The project is headed by a unique interdisciplinary research team with specific expertise in geology, microbiology, and physics. Project milestones include:1) performing in situ crystallization experiments to determine the form and chemistry of travertine deposited when the microbes have been UV-irradiated, a sterilization technique that will leave the other fundamental physical and chemical conditions of the spring drainage outflow relatively unchanged; 2) documenting associations between calcite crystal growth form, distribution and chemistry with microbial form, diversity and metabolic activity; and 3)quantitative modeling of carbonate terrace formation using stochastic differential equations to describe the combined effects of geological and biological processes.
Mammoth Hot Springs is the most appropriate natural laboratory in the world for conducting the proposed research. Although CO2 degassing and decreasing temperatures strongly influence the spring water chemistry, significant biological controls on travertine crystal form and isotope chemistry have recently been quantitatively documented. Mammoth Hot Springs uniquely offers:1) precipitation rates as high as 5 mm/day that allow short-duration in situ crystallization experiments in a regime of coupled biological and physical influences;2) the full spectrum of high-to low-temperature carbonate precipitates at one site;3) long-term familiarity of the study site by the PI 's who have all required research permits in hand; and 4)the only easily accessible hot spring complex in the world protected in its natural state.
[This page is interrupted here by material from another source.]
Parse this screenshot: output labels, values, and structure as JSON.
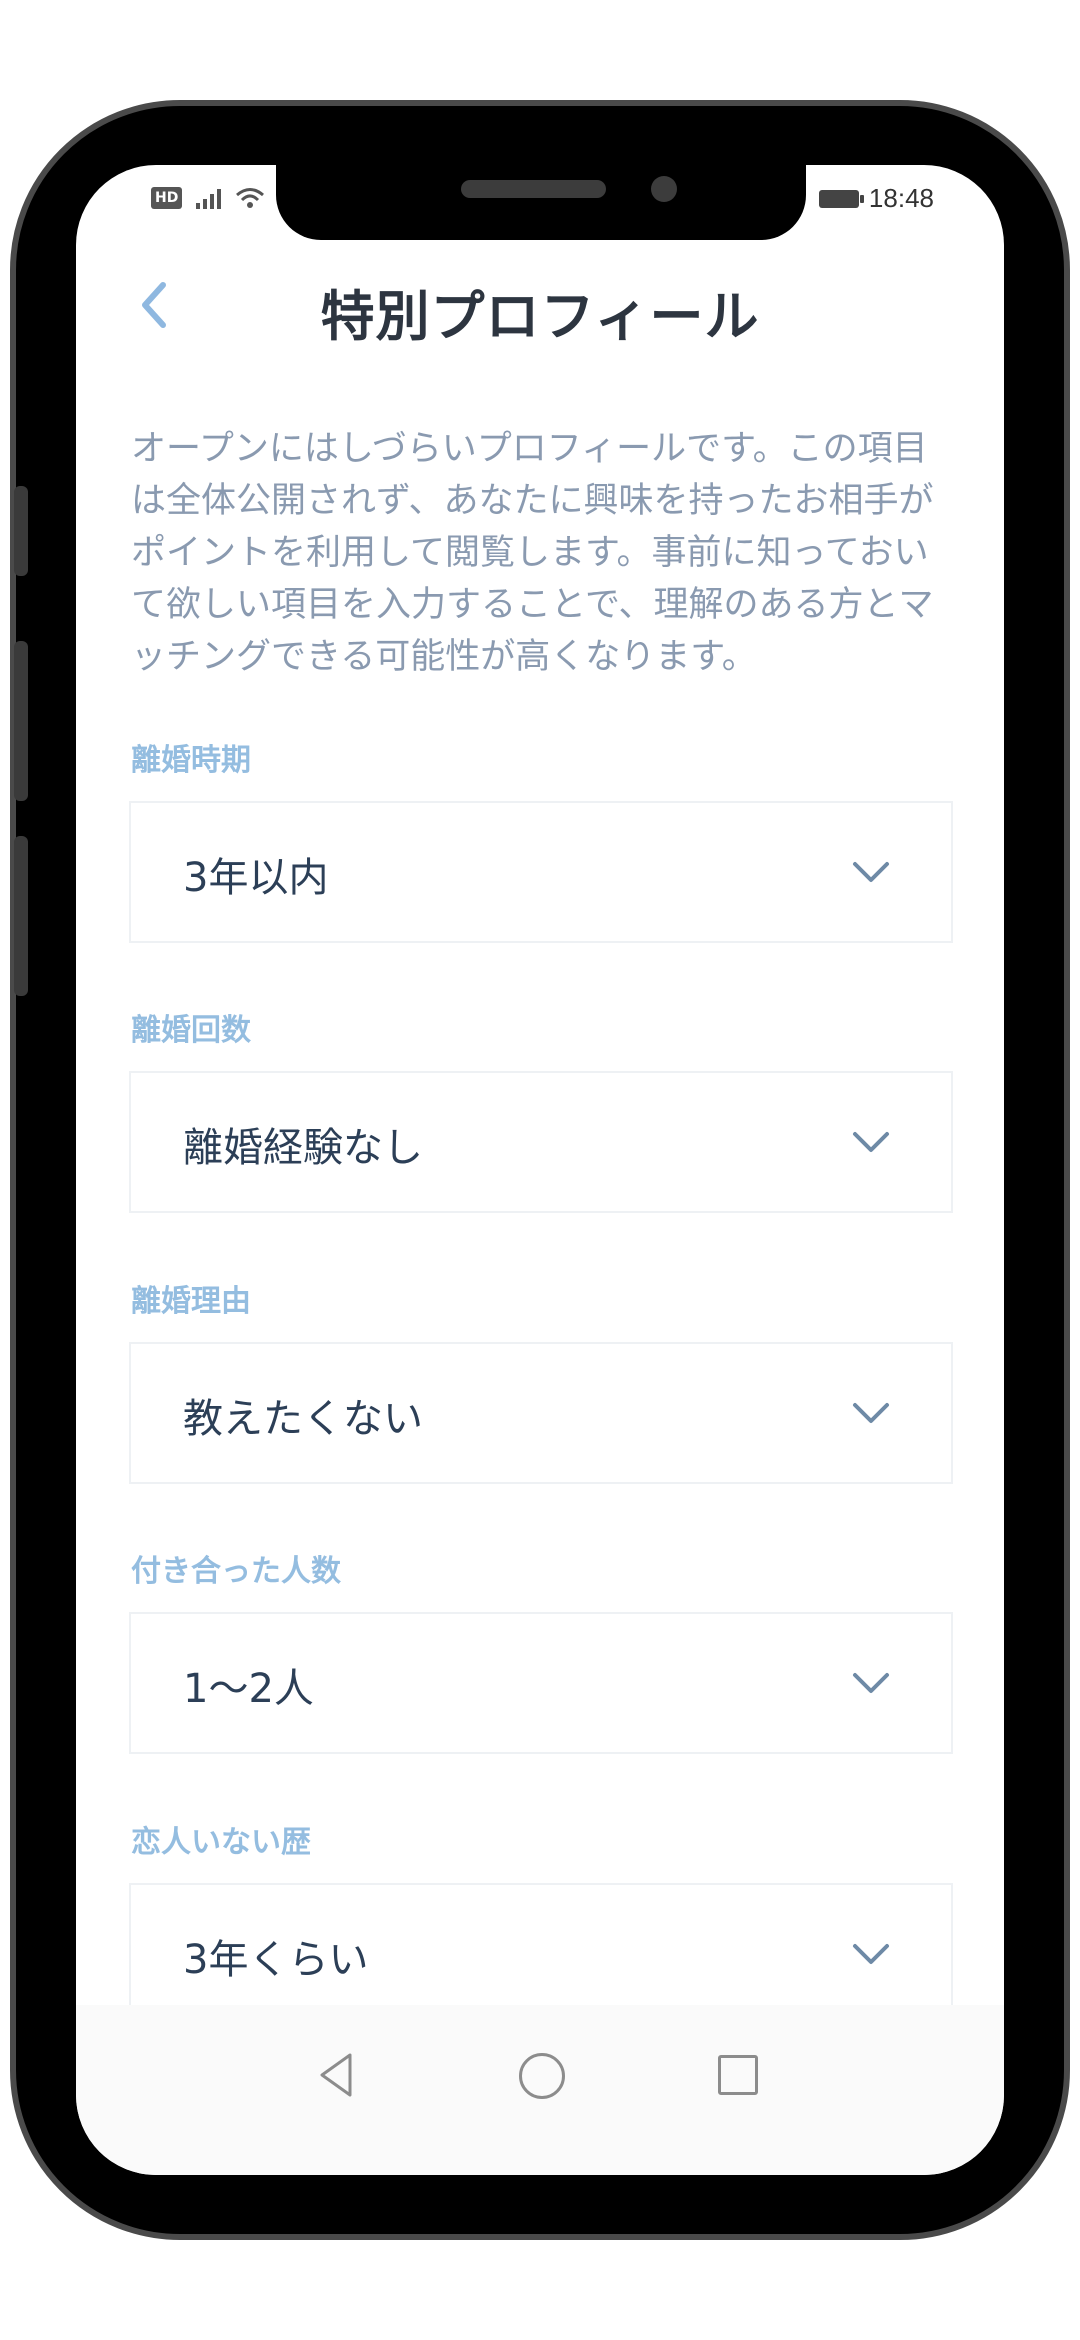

Intellectual Merit: The main question addressed is whether the presence of terraced carbonate architecture is prima facie evidence for the presence of microbial activity. Results from this study will permit the identification of microbiologically influenced crystallization in other modern and ancient high-temperature and low-temperature terraced carbonate spring deposits. The techniques employed in the quantitative modeling provide a first principles understanding of significant geological features from a physical and biological perspective. Of equal importance, the results from this study will establish a systematic and quantitative toolkit to identify microbial influence during carbonate deposition that can be used in a wide variety of other important terrestrial, marine, and burial environments on earth and other planets. Broader Impacts: This systems-level understanding of the interaction between biological and geological processes and resultant conceptual approaches will provide learning opportunities at all levels from postgraduate to K-12, as well as to the general public. The program to train personnel in biocomplexity studies will include undergraduates, graduate students, and postdocs, international student exchange with the University of Siena in Italy, web-based curriculum development for Geobiology courses, and the development of a formal Geobiology program at Illinois. This project enhances public awareness of the need for biocomplexity studies through museum displays, brochures, and interpretive trail signs for the Canyon and Mammoth Hot Springs Visitor Centers in Yellowstone National Park, which will be seen and used by over 3 million park visitors each year.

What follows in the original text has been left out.